Looking for other Beekeepers in Central Wisconsin to connect with. No Bee clubs around me that I can find.


----------



## alleyyooper (Apr 22, 2005)

Have you did a internet search?

http://www.marathoncountybeeassociation.com/

http://honeybeeware.com/wi-bee-clubs/

http://www.rkbeekeepers.org/


Here are a few I found when I did the search.
Since I don't know which part of central Wis. You can look up more your self.

 Al


----------



## solsikkefarms (Jun 1, 2013)

Yes, spent plenty of time looking on the interwebs but have to go 3-4 counties away to find anything. I was hoping to find something closer than a 3 hour drive.. lol


----------



## Ford Zoo (Jan 27, 2012)

Maybe try e-mailing some of those resources. I see the 2 local bee clubs I visit in Northern WI are not on any or many of the sites, but by talking to other beeks, I found one club meeting 2 miles from my home and another 45 minutes away. 

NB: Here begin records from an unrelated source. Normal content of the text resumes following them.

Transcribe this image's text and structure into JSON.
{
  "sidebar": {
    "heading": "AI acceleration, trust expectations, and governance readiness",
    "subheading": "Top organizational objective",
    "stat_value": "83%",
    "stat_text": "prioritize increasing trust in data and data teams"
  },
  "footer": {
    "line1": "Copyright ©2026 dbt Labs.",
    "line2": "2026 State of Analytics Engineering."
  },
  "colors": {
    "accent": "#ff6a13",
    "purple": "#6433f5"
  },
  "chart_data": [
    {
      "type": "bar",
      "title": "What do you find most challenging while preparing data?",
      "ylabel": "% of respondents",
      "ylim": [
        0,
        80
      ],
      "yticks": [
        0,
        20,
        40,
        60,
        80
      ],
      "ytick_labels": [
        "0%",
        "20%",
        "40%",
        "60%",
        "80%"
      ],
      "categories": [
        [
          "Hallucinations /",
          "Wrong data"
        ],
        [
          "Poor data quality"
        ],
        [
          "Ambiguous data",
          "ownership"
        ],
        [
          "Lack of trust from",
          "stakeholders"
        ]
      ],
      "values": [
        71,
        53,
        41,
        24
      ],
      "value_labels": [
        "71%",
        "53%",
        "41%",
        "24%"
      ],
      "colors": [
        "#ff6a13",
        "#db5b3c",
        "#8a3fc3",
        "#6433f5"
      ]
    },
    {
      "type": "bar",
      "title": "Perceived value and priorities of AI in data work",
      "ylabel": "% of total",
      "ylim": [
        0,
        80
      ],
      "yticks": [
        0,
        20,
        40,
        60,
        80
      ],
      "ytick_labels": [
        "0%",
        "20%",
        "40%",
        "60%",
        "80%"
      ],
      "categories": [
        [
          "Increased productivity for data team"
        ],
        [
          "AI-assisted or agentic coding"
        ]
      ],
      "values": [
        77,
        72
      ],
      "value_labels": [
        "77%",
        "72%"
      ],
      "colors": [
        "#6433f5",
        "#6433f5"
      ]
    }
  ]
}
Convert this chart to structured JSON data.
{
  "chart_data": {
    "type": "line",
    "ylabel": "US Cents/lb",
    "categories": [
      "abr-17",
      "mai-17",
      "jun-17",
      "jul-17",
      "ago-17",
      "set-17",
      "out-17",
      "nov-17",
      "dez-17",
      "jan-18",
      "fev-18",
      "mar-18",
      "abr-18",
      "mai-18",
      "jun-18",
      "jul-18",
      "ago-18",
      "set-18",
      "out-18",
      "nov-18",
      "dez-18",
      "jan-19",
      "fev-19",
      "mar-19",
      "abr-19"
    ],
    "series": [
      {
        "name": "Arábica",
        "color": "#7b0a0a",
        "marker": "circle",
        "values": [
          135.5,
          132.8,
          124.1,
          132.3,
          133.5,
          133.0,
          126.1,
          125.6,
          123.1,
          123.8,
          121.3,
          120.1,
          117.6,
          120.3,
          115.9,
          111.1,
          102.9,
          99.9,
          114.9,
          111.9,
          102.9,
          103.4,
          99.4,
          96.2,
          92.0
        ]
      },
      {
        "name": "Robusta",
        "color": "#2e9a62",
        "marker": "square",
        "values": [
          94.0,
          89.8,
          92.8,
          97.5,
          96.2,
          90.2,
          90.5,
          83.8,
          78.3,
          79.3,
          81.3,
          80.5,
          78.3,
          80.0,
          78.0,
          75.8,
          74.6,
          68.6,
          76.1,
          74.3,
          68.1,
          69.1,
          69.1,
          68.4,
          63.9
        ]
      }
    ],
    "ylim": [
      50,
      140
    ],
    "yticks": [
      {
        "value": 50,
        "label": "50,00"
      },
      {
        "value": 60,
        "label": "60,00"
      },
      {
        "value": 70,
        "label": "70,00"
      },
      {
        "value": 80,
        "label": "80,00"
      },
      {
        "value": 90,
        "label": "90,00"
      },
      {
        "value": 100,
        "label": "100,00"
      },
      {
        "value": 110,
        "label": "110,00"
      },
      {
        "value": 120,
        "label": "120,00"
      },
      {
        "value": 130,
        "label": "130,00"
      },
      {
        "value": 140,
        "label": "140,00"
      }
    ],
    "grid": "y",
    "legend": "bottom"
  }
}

here are a few other sites with contact info for you to try:
http://www.wihoney.org/content/wisconsin-county-associations

http://www.bees-on-the-net.com/wisconsin-swarm-removal/

Another option is to find people selling honey near you and asking them. Bee people are wonderfully happy to get new keepers involved.

Good luck!


----------